Royal Navy Admiral (1929–2014)

Vice-Admiral Sir Edward Rosebery Anson, (11 May 1929 – 22 September 2014) was a Royal Navy officer, test pilot and the final captain of HMS Ark Royal.

==Naval career==
Edward (Ted) Anson was educated in England, Egypt, Kenya and Sudan, before joining the naval college, in 1943.

He then joined the aircraft carrier HMS Implacable
as a midshipman before serving in, the battleship HMS Anson named for his distant relative George Anson, 1st Baron Anson. Following this he joined the destroyers HMS Agincourt and HMS Wilton. Anson qualified as a pilot in 1952 and joined 801 Naval Air Squadron on the carrier HMS Glory and saw action in the Korean War, becoming a flight leader in 807 Naval Air Squadron with the carrier HMS Ocean. As senior pilot of 895 Naval Air Squadron flying Hawker Sea Hawks from HMS Bulwark he took part in the Suez Crisis in 1956.

Anson attended the Empire Test Pilot School in 1957, and went on to fly Supermarine Scimitar jets in 803 Naval Air Squadron, the first Scimitar squadron, embarked on HMS Victorious.

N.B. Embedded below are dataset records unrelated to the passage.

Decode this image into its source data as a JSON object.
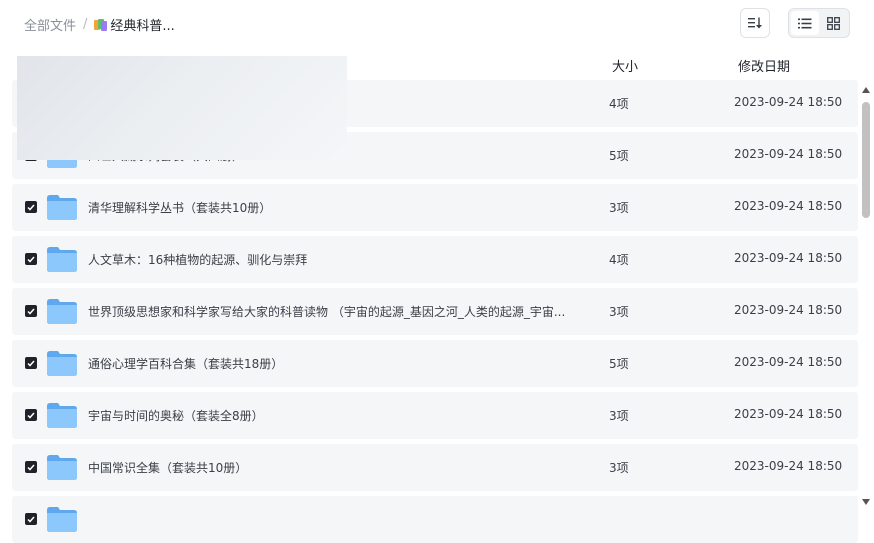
{
  "breadcrumb": {
    "root": "全部文件",
    "separator": "/",
    "current": "经典科普..."
  },
  "toolbar": {
    "sort_icon": "sort-icon",
    "list_view_icon": "list-view-icon",
    "grid_view_icon": "grid-view-icon"
  },
  "columns": {
    "size": "大小",
    "modified": "修改日期"
  },
  "rows": [
    {
      "name": "",
      "size": "4项",
      "date": "2023-09-24 18:50"
    },
    {
      "name": "四世兴藏系列套装（共四册）",
      "size": "5项",
      "date": "2023-09-24 18:50"
    },
    {
      "name": "清华理解科学丛书（套装共10册）",
      "size": "3项",
      "date": "2023-09-24 18:50"
    },
    {
      "name": "人文草木：16种植物的起源、驯化与崇拜",
      "size": "4项",
      "date": "2023-09-24 18:50"
    },
    {
      "name": "世界顶级思想家和科学家写给大家的科普读物 （宇宙的起源_基因之河_人类的起源_宇宙...",
      "size": "3项",
      "date": "2023-09-24 18:50"
    },
    {
      "name": "通俗心理学百科合集（套装共18册）",
      "size": "5项",
      "date": "2023-09-24 18:50"
    },
    {
      "name": "宇宙与时间的奥秘（套装全8册）",
      "size": "3项",
      "date": "2023-09-24 18:50"
    },
    {
      "name": "中国常识全集（套装共10册）",
      "size": "3项",
      "date": "2023-09-24 18:50"
    },
    {
      "name": "",
      "size": "",
      "date": ""
    }
  ],
  "colors": {
    "row_bg": "#f5f6f7",
    "folder_blue": "#7cbcf7",
    "checkbox": "#1f2329",
    "muted_text": "#8a8f99"
  }
}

He was promoted to commander in 1964, and took command of the frigate HMS Eskimo then served as commander at RNAS Lossiemouth, and in HMS Eagle. Anson was promoted to captain in June 1971 and served as naval and air attaché to Japan and South Korea.

His next role was to command the frigate HMS Juno and the 4th Frigate Squadron. In 1976 he became the final captain of HMS Ark Royal.

He became the flag officer Naval Air Command at HNAS Yeovilton as a rear-admiral in 1980. He was promoted to vice-admiral in 1982 and served as chief of staff to the Commander-in-Chief Fleet at fleet headquarters at Northwood Headquarters. He retired from the Navy in 1984.